France: June 6 and Beyond: Our Anger Runs Deep and Isn’t About to Cool Off!

June 4, 2023 editorial of the Workplace Newsletters of the Etincelle fraction of the New Anticapitalist Party (NPA), translated from French.

On Saturday June 3, visitors to Paris’s Disneyland were surprised to see a parade of a thousand angry employees. For several weeks at the initiative of an “anti-inflation movement” (MAI) there have been protests to demand a 200-euro-per-month net raise for all employees to keep pace with rising prices and improve working conditions. Strikers have voted to continue their strike this week. After two and a half months of bitter conflict at Verbaudet, a mail-order company selling products for young children, strikers are preparing to return to work with their heads held high, having won a 90-euro net monthly pay rise. At many companies the bosses and the government have not seen the last of workers’ anger. And on June 6, many of us will again be out in the streets to affirm that retirement at 64 is still unacceptable!

The Real Democracy is That of Our Mobilizations

The government doesn’t care about the peoples’ unanimous rejection of its pension reform, and is exclusively preoccupied with the that rating that financial agencies give France, which in turn depends on its ability to subdue our social struggles!

The government’s precious democracy consists of ignoring our opinions and leaving us no institutional means of contesting its decisions. After the false promise of the Constitutional Council’s decision last month, it seems that a solution might have been found this week, with the proposed pension reform bill that LIOT (a group in parliament) was trying to pass by gathering votes from both the right and left. The Constitution, however, is designed to ensure that such attempts are dead-ends: after the use of the French Constitution’s Article 49.3 to force the passage of the pension reform, the government has now unearthed Article 40 of the Constitution, which would block moving back the retirement age, on the pretext of balancing public expenditure… As for the shared-initiative referendum that they tried to entertain us with for a moment, according to specialists in constitutional law it is designed never to be used. Since it was introduced in 2008, no attempt to use it has ever been successful.

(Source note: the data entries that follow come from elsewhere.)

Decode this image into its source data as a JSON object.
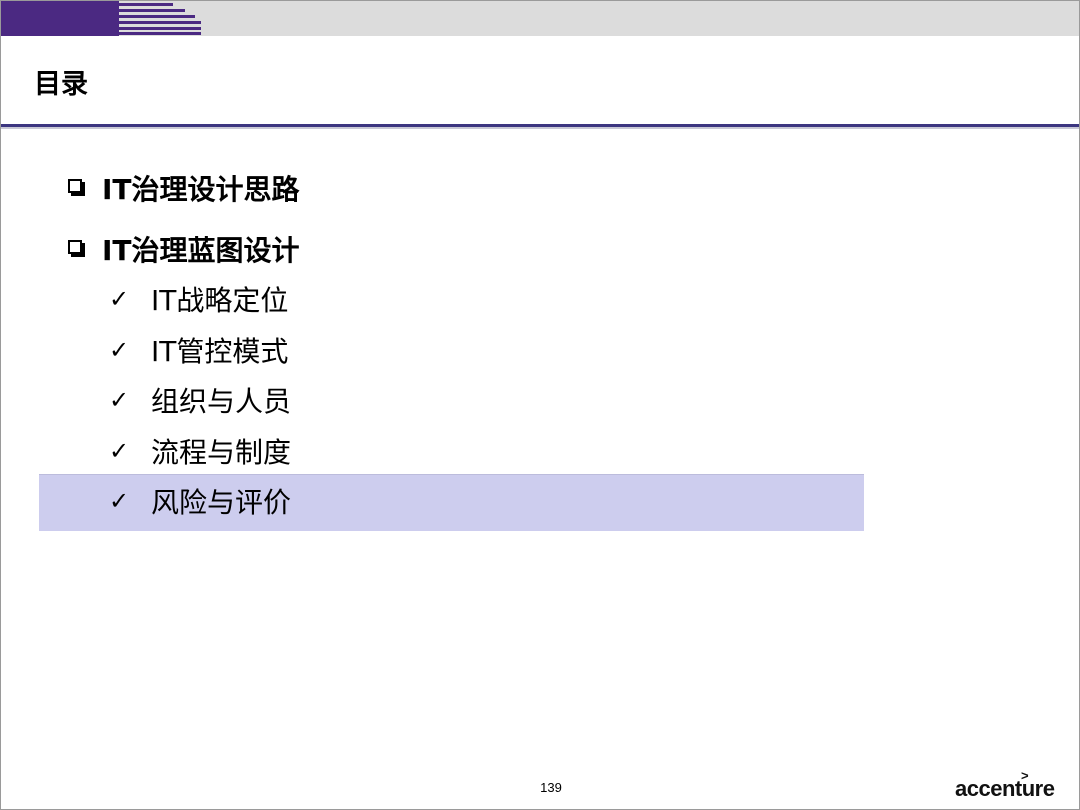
{
  "header": {
    "title": "目录"
  },
  "outline": {
    "sections": [
      {
        "label": "IT治理设计思路"
      },
      {
        "label": "IT治理蓝图设计"
      }
    ],
    "subitems": [
      {
        "label": "IT战略定位",
        "highlighted": false
      },
      {
        "label": "IT管控模式",
        "highlighted": false
      },
      {
        "label": "组织与人员",
        "highlighted": false
      },
      {
        "label": "流程与制度",
        "highlighted": false
      },
      {
        "label": "风险与评价",
        "highlighted": true
      }
    ]
  },
  "icons": {
    "section_bullet": "checkbox-square-icon",
    "subitem_bullet": "checkmark-icon",
    "checkmark_glyph": "✓"
  },
  "footer": {
    "page_number": "139",
    "brand": "accenture",
    "brand_mark": ">"
  },
  "colors": {
    "brand_purple": "#4b2982",
    "title_rule": "#3c3680",
    "highlight": "#cdcdee",
    "top_band": "#dcdcdc"
  }
}
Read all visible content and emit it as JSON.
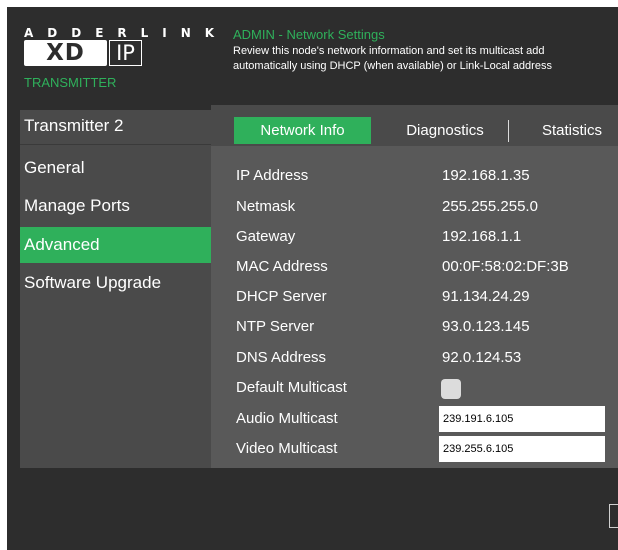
{
  "brand": {
    "wordmark": "ADDERLINK",
    "logo_xd": "XD",
    "logo_ip": "IP",
    "device_type": "TRANSMITTER"
  },
  "header": {
    "title": "ADMIN - Network Settings",
    "description_line1": "Review this node's network information and set its multicast add",
    "description_line2": "automatically using DHCP (when available) or Link-Local address"
  },
  "sidebar": {
    "node_name": "Transmitter 2",
    "items": [
      {
        "label": "General",
        "active": false
      },
      {
        "label": "Manage Ports",
        "active": false
      },
      {
        "label": "Advanced",
        "active": true
      },
      {
        "label": "Software Upgrade",
        "active": false
      }
    ]
  },
  "tabs": [
    {
      "label": "Network Info",
      "active": true
    },
    {
      "label": "Diagnostics",
      "active": false
    },
    {
      "label": "Statistics",
      "active": false
    }
  ],
  "network_info": {
    "ip_address": {
      "label": "IP Address",
      "value": "192.168.1.35"
    },
    "netmask": {
      "label": "Netmask",
      "value": "255.255.255.0"
    },
    "gateway": {
      "label": "Gateway",
      "value": "192.168.1.1"
    },
    "mac_address": {
      "label": "MAC Address",
      "value": "00:0F:58:02:DF:3B"
    },
    "dhcp_server": {
      "label": "DHCP Server",
      "value": "91.134.24.29"
    },
    "ntp_server": {
      "label": "NTP Server",
      "value": "93.0.123.145"
    },
    "dns_address": {
      "label": "DNS Address",
      "value": "92.0.124.53"
    },
    "default_multicast": {
      "label": "Default Multicast",
      "checked": false
    },
    "audio_multicast": {
      "label": "Audio Multicast",
      "value": "239.191.6.105"
    },
    "video_multicast": {
      "label": "Video Multicast",
      "value": "239.255.6.105"
    }
  },
  "colors": {
    "accent": "#2fb05b",
    "background": "#2d2d2d",
    "sidebar": "#4a4a4a",
    "panel": "#595959"
  }
}
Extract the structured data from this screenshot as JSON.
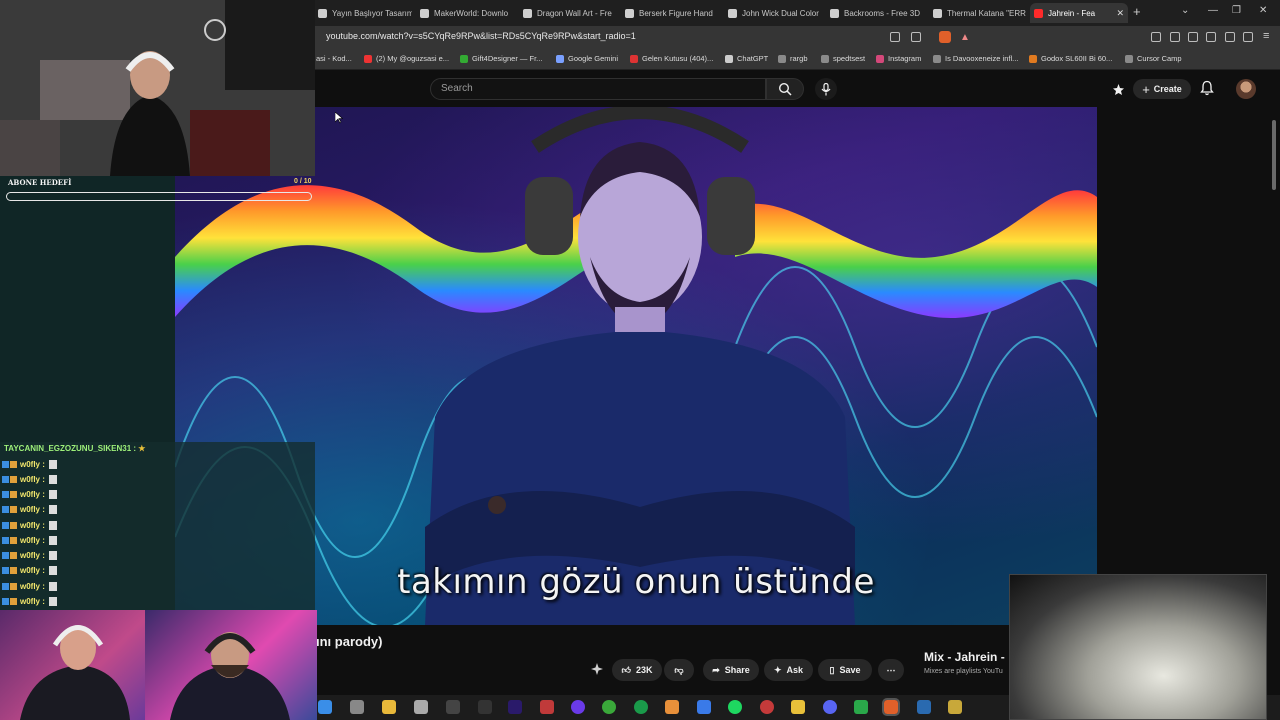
{
  "browser": {
    "tabs": [
      {
        "label": "Yayın Başlıyor Tasarım"
      },
      {
        "label": "MakerWorld: Downlo"
      },
      {
        "label": "Dragon Wall Art - Fre"
      },
      {
        "label": "Berserk Figure Hand"
      },
      {
        "label": "John Wick Dual Color"
      },
      {
        "label": "Backrooms - Free 3D"
      },
      {
        "label": "Thermal Katana \"ERR"
      },
      {
        "label": "Jahrein - Fea",
        "active": true
      }
    ],
    "url": "youtube.com/watch?v=s5CYqRe9RPw&list=RDs5CYqRe9RPw&start_radio=1",
    "bookmarks": [
      "asi - Kod...",
      "(2) My @oguzsasi e...",
      "Gift4Designer — Fr...",
      "Google Gemini",
      "Gelen Kutusu (404)...",
      "ChatGPT",
      "rargb",
      "spedtsest",
      "Instagram",
      "Is Davooxeneize infl...",
      "Godox SL60II Bi 60...",
      "Cursor Camp"
    ]
  },
  "youtube": {
    "search_placeholder": "Search",
    "create_label": "Create",
    "subtitle": "takımın gözü onun üstünde",
    "video_title_fragment": "ını parody)",
    "like_count": "23K",
    "share_label": "Share",
    "ask_label": "Ask",
    "save_label": "Save",
    "mix_title": "Mix - Jahrein -",
    "mix_subtitle": "Mixes are playlists YouTu"
  },
  "stream_overlay": {
    "goal_label": "ABONE HEDEFİ",
    "goal_count": "0 / 10",
    "goal_progress": 0,
    "chat_header": "TAYCANIN_EGZOZUNU_SIKEN31 :",
    "chat_lines": [
      {
        "user": "w0fly :"
      },
      {
        "user": "w0fly :"
      },
      {
        "user": "w0fly :"
      },
      {
        "user": "w0fly :"
      },
      {
        "user": "w0fly :"
      },
      {
        "user": "w0fly :"
      },
      {
        "user": "w0fly :"
      },
      {
        "user": "w0fly :"
      },
      {
        "user": "w0fly :"
      },
      {
        "user": "w0fly :"
      }
    ]
  }
}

Our social struggles are the only way for us to be heard. And that’s what the government is afraid of. But it seems they’re not the only ones who want to move on from the pension reform! Since the May Day demonstrations, the inter-union has not called for a single day of mobilization, and there has been no coordination of the scattered struggles across France over wages. The inter-union seems to follow the same timetable for mobilizations as parliamentary debates… which, as we have seen, is slow and has nothing to offer.

Against Macron, President of the Rich, the Struggle Continues

To distract us, the government is using all available means and even merging its voice with that of the far right, as did Interior Minister Darmanin with Operation Wuambushu in Mayotte (French territory), destroying the shantytowns with bulldozers, as did Minister of Public Action Gabriel Attal with the crack down on social and welfare fraud, designating the poorest as scapegoats, and as did Minister of the Economy and Finance Bruno Le Mair with his xenophobic remarks on immigrants. And it can be seen with the attacks on the recipients of RSA, a French social security benefit … When it comes to evil, nothing stops them, especially if it involves attacking the poorest.

But they can’t make us forget the hatred we feel for them, for Macron and his entire government. Hatred because of their refusal to listen to us against a backdrop of worsening living and working conditions. In our daily lives everything reminds us of the violence of their policies at the service of the richest. Our purchasing power is dwindling in the face of ever-increasing prices that boost the profits of giant retailers, energy companies and other capitalist sectors. These profits are well sheltered by tax fraud, costing the state at least 80 to 100 billion euros a year, which the government is careful not to punish. So, on Tuesday June 6, let’s join the strike and take to the streets. To defend our pensions, our wages and our living and working conditions, the fight goes on!